What is `[NH_(4)^(+)]` in a solution that contain `0.02` M `NH_(3)(K_(b)=1.8xx10^(-5))` and `0.01` M KOH?

To find the concentration of the ammonium ion \([NH_4^+]\) in a solution containing \(0.02\) M ammonia \((NH_3)\) and \(0.01\) M KOH, we can follow these steps: ### Step 1: Understand the dissociation of KOH KOH is a strong base and will completely dissociate in solution: \[ \text{KOH} \rightarrow \text{K}^+ + \text{OH}^- \] At \(t = 0\), the concentration of \(\text{OH}^-\) is \(0.01\) M. ### Step 2: Write the equilibrium expression for ammonia Ammonia (\(NH_3\)) is a weak base and can react with water to form ammonium ions \((NH_4^+)\) and hydroxide ions \((OH^-)\): \[ NH_3 + H_2O \rightleftharpoons NH_4^+ + OH^- \] The equilibrium constant \(K_b\) for this reaction is given by: \[ K_b = \frac{[NH_4^+][OH^-]}{[NH_3]} \] Given \(K_b = 1.8 \times 10^{-5}\). ### Step 3: Set up the initial concentrations - Initial concentration of \(NH_3 = 0.02\) M - Initial concentration of \(OH^- = 0.01\) M (from KOH) At equilibrium, let \(x\) be the amount of \(NH_3\) that dissociates: - Concentration of \(NH_3\) at equilibrium: \(0.02 - x\) - Concentration of \(NH_4^+\) at equilibrium: \(x\) - Concentration of \(OH^-\) at equilibrium: \(0.01 + x\) ### Step 4: Substitute into the \(K_b\) expression Substituting the equilibrium concentrations into the \(K_b\) expression: \[ 1.8 \times 10^{-5} = \frac{x(0.01 + x)}{0.02 - x} \] ### Step 5: Make assumptions for simplification Since \(K_b\) is small, we can assume that \(x\) is very small compared to \(0.02\) and \(0.01\).

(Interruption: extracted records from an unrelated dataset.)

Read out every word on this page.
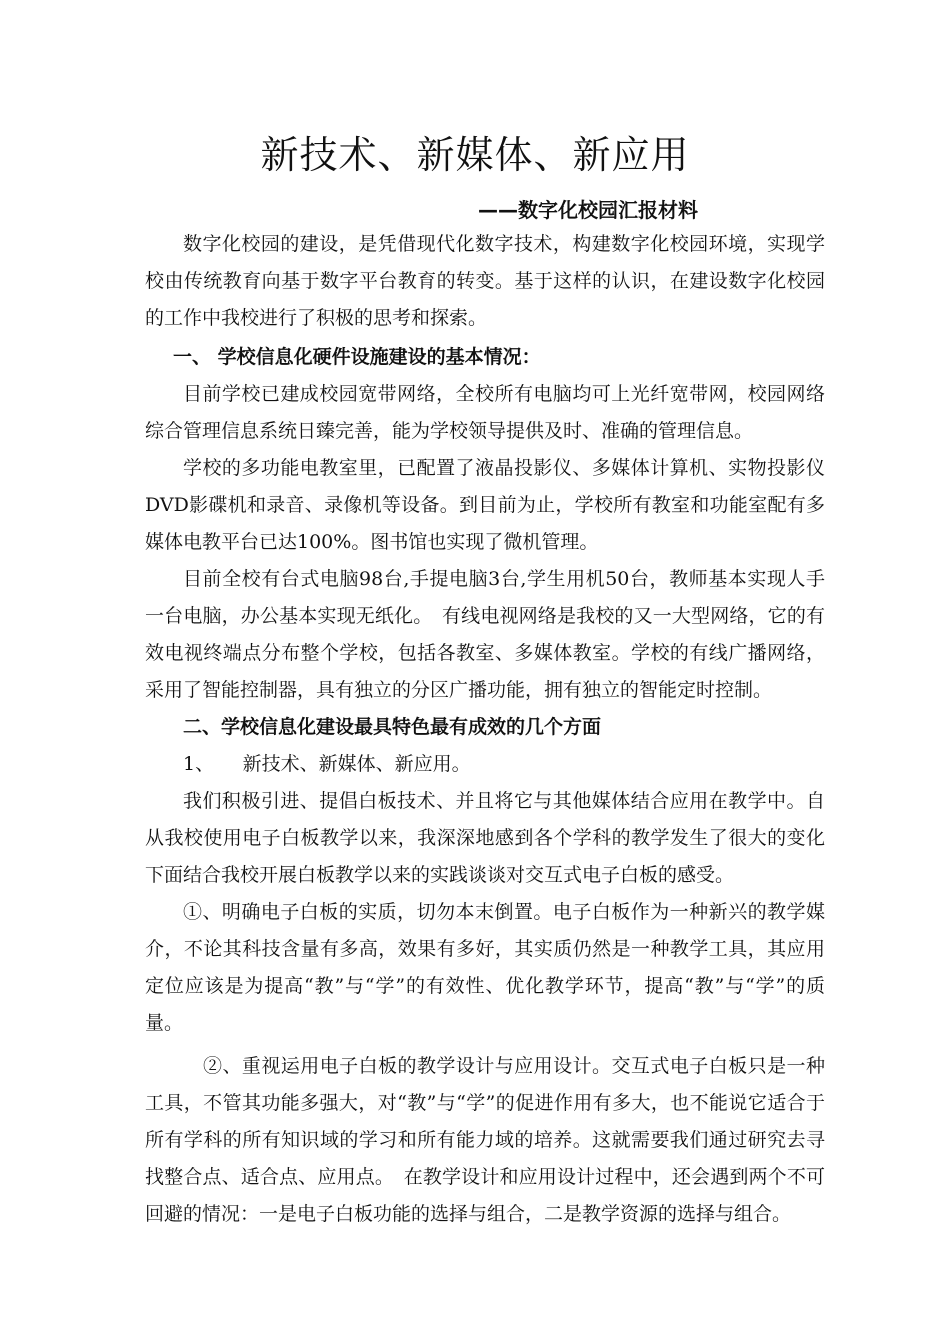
新技术、新媒体、新应用
——数字化校园汇报材料

数字化校园的建设，是凭借现代化数字技术，构建数字化校园环境，实现学校由传统教育向基于数字平台教育的转变。基于这样的认识，在建设数字化校园的工作中我校进行了积极的思考和探索。

一、 学校信息化硬件设施建设的基本情况：

目前学校已建成校园宽带网络，全校所有电脑均可上光纤宽带网，校园网络综合管理信息系统日臻完善，能为学校领导提供及时、准确的管理信息。

学校的多功能电教室里，已配置了液晶投影仪、多媒体计算机、实物投影仪DVD影碟机和录音、录像机等设备。到目前为止，学校所有教室和功能室配有多媒体电教平台已达100%。图书馆也实现了微机管理。

目前全校有台式电脑98台,手提电脑3台,学生用机50台，教师基本实现人手一台电脑，办公基本实现无纸化。　有线电视网络是我校的又一大型网络，它的有效电视终端点分布整个学校，包括各教室、多媒体教室。学校的有线广播网络，采用了智能控制器，具有独立的分区广播功能，拥有独立的智能定时控制。

二、学校信息化建设最具特色最有成效的几个方面

1、　　新技术、新媒体、新应用。

我们积极引进、提倡白板技术、并且将它与其他媒体结合应用在教学中。自从我校使用电子白板教学以来，我深深地感到各个学科的教学发生了很大的变化下面结合我校开展白板教学以来的实践谈谈对交互式电子白板的感受。

①、明确电子白板的实质，切勿本末倒置。电子白板作为一种新兴的教学媒介，不论其科技含量有多高，效果有多好，其实质仍然是一种教学工具，其应用定位应该是为提高“教”与“学”的有效性、优化教学环节，提高“教”与“学”的质量。

②、重视运用电子白板的教学设计与应用设计。交互式电子白板只是一种工具，不管其功能多强大，对“教”与“学”的促进作用有多大，也不能说它适合于所有学科的所有知识域的学习和所有能力域的培养。这就需要我们通过研究去寻找整合点、适合点、应用点。　在教学设计和应用设计过程中，还会遇到两个不可回避的情况：一是电子白板功能的选择与组合，二是教学资源的选择与组合。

Therefore: - \(0.02 - x \approx 0.02\) - \(0.01 + x \approx 0.01\) This simplifies our equation to: \[ 1.8 \times 10^{-5} = \frac{x(0.01)}{0.02} \] ### Step 6: Solve for \(x\) Rearranging gives: \[ x = \frac{1.8 \times 10^{-5} \times 0.02}{0.01} \] \[ x = 3.6 \times 10^{-5} \] ### Step 7: Conclusion Thus, the concentration of the ammonium ion \([NH_4^+]\) in the solution is: \[ [NH_4^+] = 3.6 \times 10^{-5} \, \text{M} \]